Troubleshooting
Contents
Troubleshooting¶
Hopefully the services will start up perfectly and you can start using nextPYP
right away.
If not, there are a few useful places to look for debugging information.
Console output¶
Console output for systemd
daemons is saved in the systemd logs.
You can access the systemd logs using the journalctl
command and the name of the service:
sudo journalctl -u nextPYP
Note
journalctl
shows the oldest part of the logs by default, but if you want to see newest part where recent
errors are most likely to appear, navigate to the end of the log using the page-down or end keys.
Log files¶
The various stages of service startup are written to log files in the local/logs
sub-folder of your installation folder, eg /nfs/data/apps/nextPYP/local/logs
.
init.log
This log records the output of the application server apptainer container startup. It’s the first process to run inside of the application server container and this log file should appear before any others. Errors here indicate that the apptainer container could not start successfully.
superd
This log records the output of
supervisord
, the init system inside of the application server container. It runs afterinit.log
and starts up the database and HTTP server procceses inside of the container. Errors here indicate that the database and HTTP servers may have failed to start.
mongod.log
This log records the output of the database, MongoDB. Errors here indicate that the database may be unable to operate successfully due to errors with the environment.
hostprocessor
This log records the output of the
hostprocessor
process, a small shell script to help the application server launch processes outside of the apptainer container on the host OS. Thehostprocessor
is used by the application server to run compute jobs when no SLURM cluster is attached.
micromon
This log records the output of the HTTP server and the application itself.
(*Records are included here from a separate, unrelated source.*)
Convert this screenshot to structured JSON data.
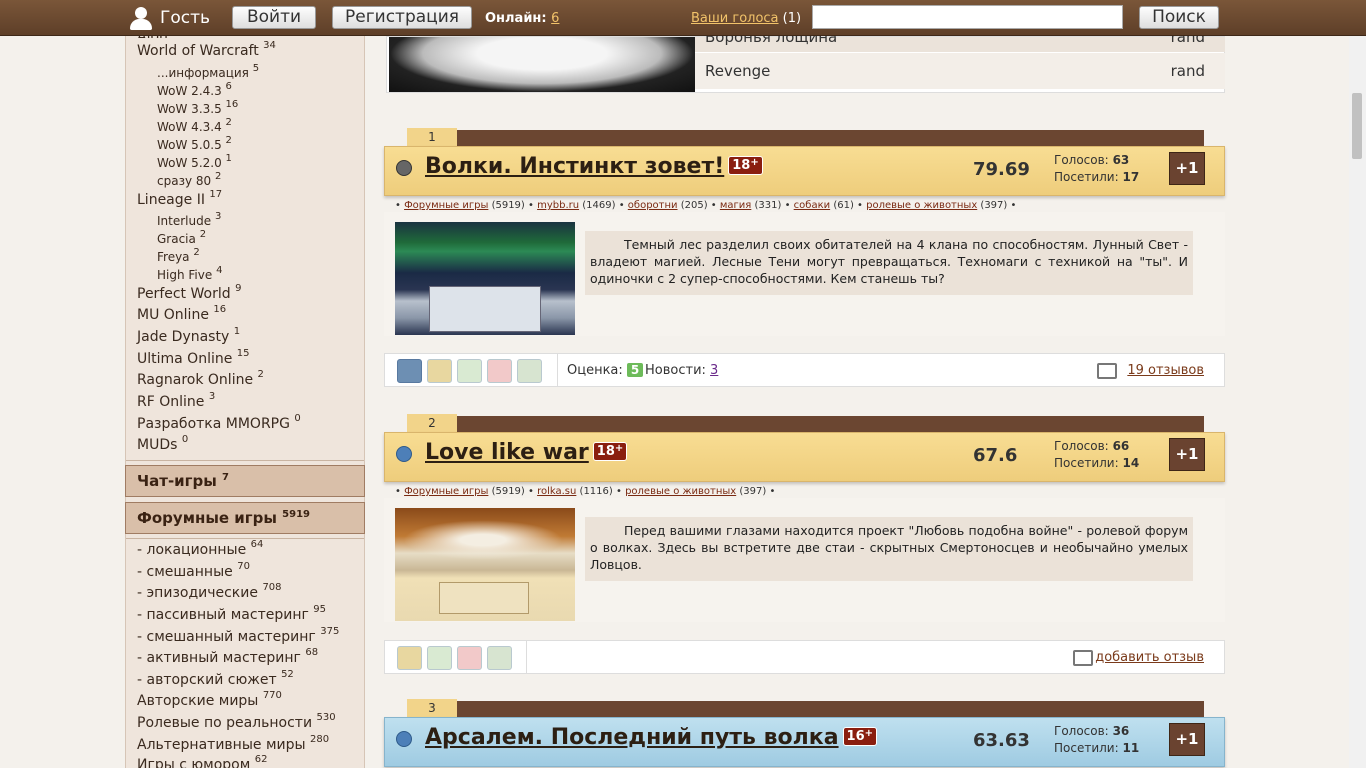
{
  "topbar": {
    "user_label": "Гость",
    "login_label": "Войти",
    "register_label": "Регистрация",
    "online_label": "Онлайн:",
    "online_count": "6",
    "votes_link": "Ваши голоса",
    "votes_count": "(1)",
    "search_value": "",
    "search_button": "Поиск"
  },
  "sidebar": {
    "top_cut": "Aion",
    "items": [
      {
        "label": "World of Warcraft",
        "count": "34"
      },
      {
        "label": "...информация",
        "count": "5"
      },
      {
        "label": "WoW 2.4.3",
        "count": "6"
      },
      {
        "label": "WoW 3.3.5",
        "count": "16"
      },
      {
        "label": "WoW 4.3.4",
        "count": "2"
      },
      {
        "label": "WoW 5.0.5",
        "count": "2"
      },
      {
        "label": "WoW 5.2.0",
        "count": "1"
      },
      {
        "label": "сразу 80",
        "count": "2"
      },
      {
        "label": "Lineage II",
        "count": "17"
      },
      {
        "label": "Interlude",
        "count": "3"
      },
      {
        "label": "Gracia",
        "count": "2"
      },
      {
        "label": "Freya",
        "count": "2"
      },
      {
        "label": "High Five",
        "count": "4"
      },
      {
        "label": "Perfect World",
        "count": "9"
      },
      {
        "label": "MU Online",
        "count": "16"
      },
      {
        "label": "Jade Dynasty",
        "count": "1"
      },
      {
        "label": "Ultima Online",
        "count": "15"
      },
      {
        "label": "Ragnarok Online",
        "count": "2"
      },
      {
        "label": "RF Online",
        "count": "3"
      },
      {
        "label": "Разработка MMORPG",
        "count": "0"
      },
      {
        "label": "MUDs",
        "count": "0"
      }
    ],
    "cat_chat": {
      "label": "Чат-игры",
      "count": "7"
    },
    "cat_forum": {
      "label": "Форумные игры",
      "count": "5919"
    },
    "forum_items": [
      {
        "label": "- локационные",
        "count": "64"
      },
      {
        "label": "- смешанные",
        "count": "70"
      },
      {
        "label": "- эпизодические",
        "count": "708"
      },
      {
        "label": "- пассивный мастеринг",
        "count": "95"
      },
      {
        "label": "- смешанный мастеринг",
        "count": "375"
      },
      {
        "label": "- активный мастеринг",
        "count": "68"
      },
      {
        "label": "- авторский сюжет",
        "count": "52"
      },
      {
        "label": "Авторские миры",
        "count": "770"
      },
      {
        "label": "Ролевые по реальности",
        "count": "530"
      },
      {
        "label": "Альтернативные миры",
        "count": "280"
      },
      {
        "label": "Игры с юмором",
        "count": "62"
      }
    ]
  },
  "prevcard": {
    "row_top_left": "Воронья лощина",
    "row_top_right": "rand",
    "name": "Revenge",
    "type": "rand"
  },
  "cards": [
    {
      "rank": "1",
      "title": "Волки. Инстинкт зовет!",
      "age": "18",
      "score": "79.69",
      "votes_label": "Голосов:",
      "votes": "63",
      "visitors_label": "Посетили:",
      "visitors": "17",
      "plus": "+1",
      "tags": [
        {
          "name": "Форумные игры",
          "count": "(5919)"
        },
        {
          "name": "mybb.ru",
          "count": "(1469)"
        },
        {
          "name": "оборотни",
          "count": "(205)"
        },
        {
          "name": "магия",
          "count": "(331)"
        },
        {
          "name": "собаки",
          "count": "(61)"
        },
        {
          "name": "ролевые о животных",
          "count": "(397)"
        }
      ],
      "description": "Темный лес разделил своих обитателей на 4 клана по способностям. Лунный Свет - владеют магией. Лесные Тени могут превращаться. Техномаги с техникой на \"ты\". И одиночки с 2 супер-способностями. Кем станешь ты?",
      "rating_label": "Оценка:",
      "rating": "5",
      "news_label": "Новости:",
      "news": "3",
      "reviews": "19 отзывов"
    },
    {
      "rank": "2",
      "title": "Love like war",
      "age": "18",
      "score": "67.6",
      "votes_label": "Голосов:",
      "votes": "66",
      "visitors_label": "Посетили:",
      "visitors": "14",
      "plus": "+1",
      "tags": [
        {
          "name": "Форумные игры",
          "count": "(5919)"
        },
        {
          "name": "rolka.su",
          "count": "(1116)"
        },
        {
          "name": "ролевые о животных",
          "count": "(397)"
        }
      ],
      "description": "Перед вашими глазами находится проект \"Любовь подобна войне\" - ролевой форум о волках. Здесь вы встретите две стаи - скрытных Смертоносцев и необычайно умелых Ловцов.",
      "reviews": "добавить отзыв"
    },
    {
      "rank": "3",
      "title": "Арсалем. Последний путь волка",
      "age": "16",
      "score": "63.63",
      "votes_label": "Голосов:",
      "votes": "36",
      "visitors_label": "Посетили:",
      "visitors": "11",
      "plus": "+1"
    }
  ]
}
Every time the application is started, it will print useful diagnostic information to the log. This information can help verify that configuration values are being applied correctly. Errors here can indicate that the HTTP server and application failed to start, and that certain requests to the application resulted in server-side errors.
This log file is typically the last one to appear in the startup sequence. Its absence usually indicates that some earlier error (hopefully in one of the above logs) prevented the startup sequence from reaching this stage.